FWF - LACDIO - Diophantine Equations: Lacunarity and Diophantine Approximations

Diophantine equations are among the oldest objects of study in mathematics. Already Pythagoras studied numbers such that the sum of squares of two of them is equal to the square of the third number. This question can be formulated as a Diophantine equation x^2+y^2=z^2. It is often difficult to solve Diophantine equations. Of my interest are various questions about solutions to Diophantine equations. I want to study them through contemporary techniques. I want to do so jointly with researchers at the University of British Columbia and with researchers at TU Graz and University of Salzburg. Many historically interesting Diophantine equations are of type f(x)=g(y), where both f and g have a fixed number of terms, and in particular when they have ``few'' terms. We call such f and g lacunary. Lacunary polynomials have been studied from various viewpoints. I am interested in their behavior with respect to functional composition. Such questions for arbitrary polynomials, as well as applications to various areas of mathematics, have been studied by many researchers, starting with an American mathematician J.F. Ritt in the 1920's. Ritt's results are considered to be fundamental. I want to apply new methods (arising from my work on compositions of covers of curves, which can be seen as objects generalizing rational functions) to gain further insights about lacunary polynomials. Of my interest are also connections to other areas of mathematics, such as complex analysis, arithmetic dynamics, etc.. I am interested in contemporary methods for solving Diophantine equations.
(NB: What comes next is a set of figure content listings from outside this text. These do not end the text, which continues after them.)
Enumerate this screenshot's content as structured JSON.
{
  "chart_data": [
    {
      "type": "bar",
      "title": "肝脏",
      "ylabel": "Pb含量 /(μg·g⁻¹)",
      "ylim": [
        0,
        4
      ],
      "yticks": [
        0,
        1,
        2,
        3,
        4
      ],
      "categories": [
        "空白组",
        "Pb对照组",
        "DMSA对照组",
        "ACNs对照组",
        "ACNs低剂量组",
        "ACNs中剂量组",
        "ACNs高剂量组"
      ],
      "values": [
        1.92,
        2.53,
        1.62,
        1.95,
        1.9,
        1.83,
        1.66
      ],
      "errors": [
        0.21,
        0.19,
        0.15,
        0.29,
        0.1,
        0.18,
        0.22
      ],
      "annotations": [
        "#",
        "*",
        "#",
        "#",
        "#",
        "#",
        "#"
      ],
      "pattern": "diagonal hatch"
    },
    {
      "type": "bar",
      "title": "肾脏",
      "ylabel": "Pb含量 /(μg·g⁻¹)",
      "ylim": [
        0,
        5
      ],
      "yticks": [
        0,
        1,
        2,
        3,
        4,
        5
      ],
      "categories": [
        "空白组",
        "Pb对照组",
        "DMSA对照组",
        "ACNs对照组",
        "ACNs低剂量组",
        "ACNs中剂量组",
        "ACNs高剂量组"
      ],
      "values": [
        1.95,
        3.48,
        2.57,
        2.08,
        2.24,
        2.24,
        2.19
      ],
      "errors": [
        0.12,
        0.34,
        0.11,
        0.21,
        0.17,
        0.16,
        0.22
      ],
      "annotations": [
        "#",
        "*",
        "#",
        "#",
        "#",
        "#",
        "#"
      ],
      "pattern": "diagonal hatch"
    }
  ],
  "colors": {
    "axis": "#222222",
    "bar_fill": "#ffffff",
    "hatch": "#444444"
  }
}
The ability to solve Diophantine equations has significantly improved in recent years, due to improvements in theory and development of computational tools. In the case of equations of type f(x)=g(y), where both f and g have ``few'' terms, I seek sharp results about the number of solutions, or I aim at completely solving them. Such questions are of central interest to number theorists. Number theory nowadays has applications to various areas of mathematics, and to modern cryptography.